Arti Kata "merbulan" Menurut KBBI

Arti kata, ejaan, dan contoh penggunaan kata "merbulan" menurut Kamus Besar Bahasa Indonesia (KBBI).

merbulan

mer·bu·lan n pohon, kayunya tidak keras, biasanya untuk kayu bakar; Endospermum malaccense

Bantuan Penjelasan Simbol
a Adjektiva, Merupakan Bentuk Kata Sifat
v Verba, Merupakan Bentuk Kata Kerja
n Merupakan Bentuk Kata benda
ki Merupakan Bentuk Kata kiasan
pron kata yang meliputi kata ganti, kata tunjuk, atau kata tanya
cak Bentuk kata percakapan (tidak baku)
ark Arkais, Bentuk kata yang tidak lazim digunakan
adv Adverbia, kata yang menjelaskan verba, adjektiva, adverbia lain
-- Pengganti kata "merbulan"

📝 Contoh Penggunaan kata "merbulan" dalam Kalimat

1.Pohon merbulan yang tumbuh di hutan itu biasanya dipetik untuk dijadikan kayu bakar.
2.Saya tidak bisa melupakan kenangan masa kecil saya yang sering bermain di daerah perkebunan merbulan.
3.Dalam suatu penelitian, ilmuwan menemukan bahwa kayu merbulan memiliki sifat anti-inflamasi yang dapat mengobati berbagai penyakit.
4.Setelah hujan, kebun merbulan di sekitar desa kami menjadi lebih hijau dan indah.
5.Kita harus lebih berhati-hati dalam memanfaatkan pohon merbulan karena kayunya mudah terbakar.

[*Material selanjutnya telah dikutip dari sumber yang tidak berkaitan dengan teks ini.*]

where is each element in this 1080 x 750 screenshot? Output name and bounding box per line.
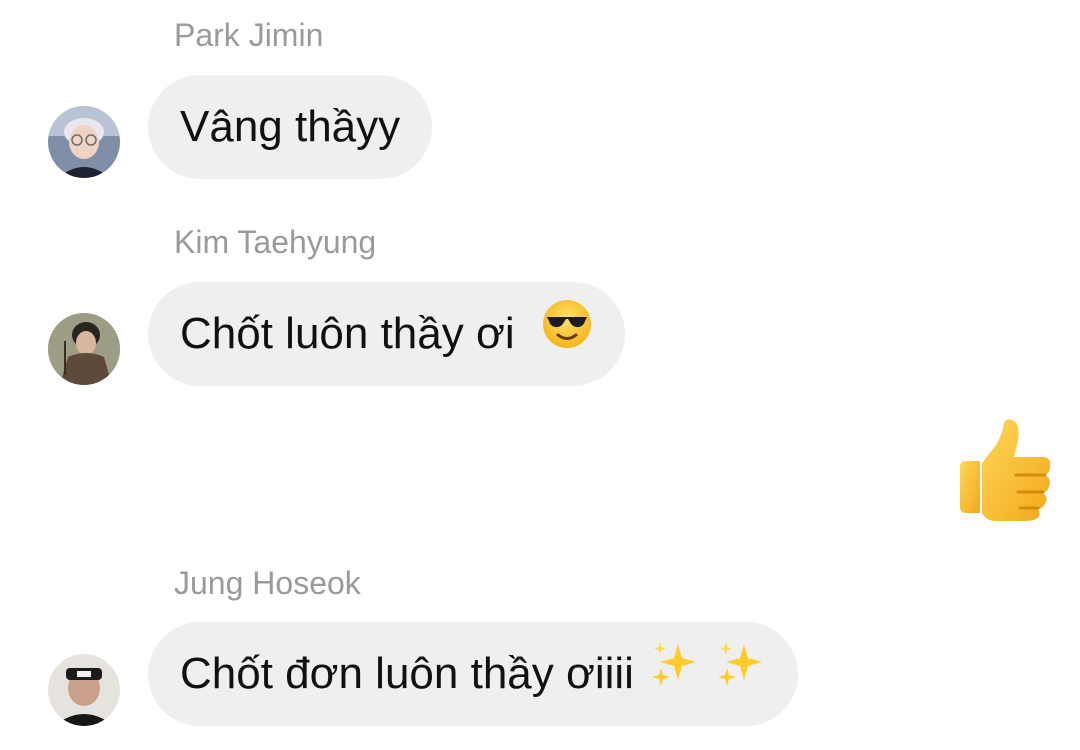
- sender-name: Jung Hoseok: [174, 565, 361, 601]
- thumbs-up-icon[interactable]: [950, 415, 1060, 525]
- sender-name: Park Jimin: [174, 17, 324, 53]
- avatar[interactable]: [48, 313, 120, 385]
- message-bubble[interactable]: Vâng thầyy: [148, 75, 433, 179]
- sender-name: Kim Taehyung: [174, 224, 377, 260]
- message-text: Chốt luôn thầy ơi: [180, 309, 515, 358]
- message-bubble[interactable]: Chốt đơn luôn thầy ơiiii: [148, 622, 799, 728]
- user-avatar-icon: [48, 313, 120, 385]
- message-text: Chốt đơn luôn thầy ơiiii: [180, 649, 634, 698]
- chat-thread: Park Jimin Vâng thầyy Kim Taehyung Chốt …: [0, 0, 1080, 750]
- message-text: Vâng thầyy: [180, 102, 401, 151]
- avatar[interactable]: [48, 654, 120, 726]
- user-avatar-icon: [48, 106, 120, 178]
- sparkles-icon: [714, 624, 766, 728]
- user-avatar-icon: [48, 654, 120, 726]
- avatar[interactable]: [48, 106, 120, 178]
- sparkles-icon: [648, 624, 700, 728]
- sunglasses-face-icon: [541, 284, 593, 388]
- message-bubble[interactable]: Chốt luôn thầy ơi: [148, 282, 625, 386]
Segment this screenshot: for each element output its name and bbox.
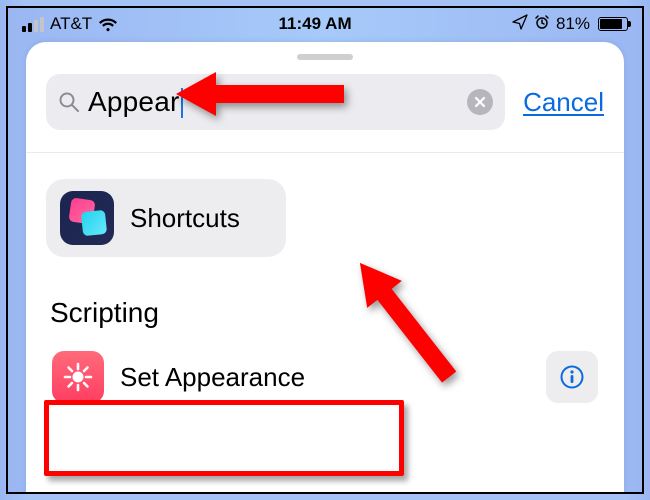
location-icon [512,14,528,35]
search-field[interactable]: Appear [46,74,505,130]
clear-search-button[interactable] [467,89,493,115]
screenshot-frame: AT&T 11:49 AM 81% Appear [6,6,644,494]
search-input[interactable]: Appear [88,86,459,119]
sheet-grabber[interactable] [297,54,353,60]
clock: 11:49 AM [279,14,352,34]
action-label: Set Appearance [120,362,305,393]
info-button[interactable] [546,351,598,403]
annotation-highlight [44,400,404,476]
shortcuts-app-icon [60,191,114,245]
carrier-label: AT&T [50,14,92,34]
cancel-button[interactable]: Cancel [523,87,604,118]
battery-percent: 81% [556,14,590,34]
alarm-icon [534,14,550,35]
battery-icon [598,17,628,31]
app-suggestion-label: Shortcuts [130,203,240,234]
search-icon [58,91,80,113]
wifi-icon [98,17,118,32]
status-bar: AT&T 11:49 AM 81% [8,8,642,40]
section-header-scripting: Scripting [50,297,604,329]
search-row: Appear Cancel [26,74,624,153]
app-suggestion-shortcuts[interactable]: Shortcuts [46,179,286,257]
cell-signal-icon [22,17,44,32]
sun-icon [52,351,104,403]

📚 Artikel terkait kata "merbulan"

Mengenal Kata 'merbulan' - Inspirasi dan Motivasi

Mengenal Kata "Merbulan" - Sejarah dan Penggunaan

Kata merbulan seringkali terdengar dalam percakapan sehari-hari, tetapi apakah Anda tahu bahwa kata ini memiliki makna yang lebih dalam? Pohon merbulan (Endospermum malaccense) adalah salah satu jenis pohon yang berasal dari Asia Tenggara, terutama di Indonesia. Kayunya tidak keras dan biasanya digunakan sebagai kayu bakar. Pada masa lalu, pohon merbulan banyak ditemukan di hutan-hutan Indonesia, terutama di Sumatera dan Kalimantan. Namun, seiring waktu, pohon ini mulai langka karena penebangan hutan yang liar. Oleh karena itu, penting bagi kita untuk melestarikan pohon merbulan dan menghargai keberadaannya.

Penggunaan Kata "Merbulan" dalam Kehidupan Sehari-Hari

Merbulan seringkali digunakan dalam konteks ekonomi, seperti dalam perdagangan kayu bakar. Contoh kalimat: "Penjual kayu bakar menjual merbulan dengan harga yang lebih murah daripada kayu lainnya." Dalam konteks sosial, kata merbulan juga digunakan untuk menggambarkan kehidupan yang sederhana dan alami. Contoh kalimat: "Dia memilih untuk hidup di pedesaan, menanam merbulan dan hidup dari hasil panennya."

Relevansi Kata "Merbulan" dalam Kehidupan Modern

Dalam kehidupan modern, kata merbulan masih relevan dalam beberapa konteks. Misalnya, dalam konteks pelestarian lingkungan, kita perlu melestarikan pohon merbulan dan menghargai keberadaannya. Selain itu, kata merbulan juga digunakan dalam konteks budaya, seperti dalam festival-festival tradisional yang menggunakan pohon merbulan sebagai bahan baku. Dalam kesimpulan, kata merbulan memiliki makna yang lebih dalam daripada yang kita pikirkan. Dengan mengetahui makna dan penggunaan kata merbulan, kita dapat lebih menghargai keberadaannya dan melestarikannya untuk generasi mendatang.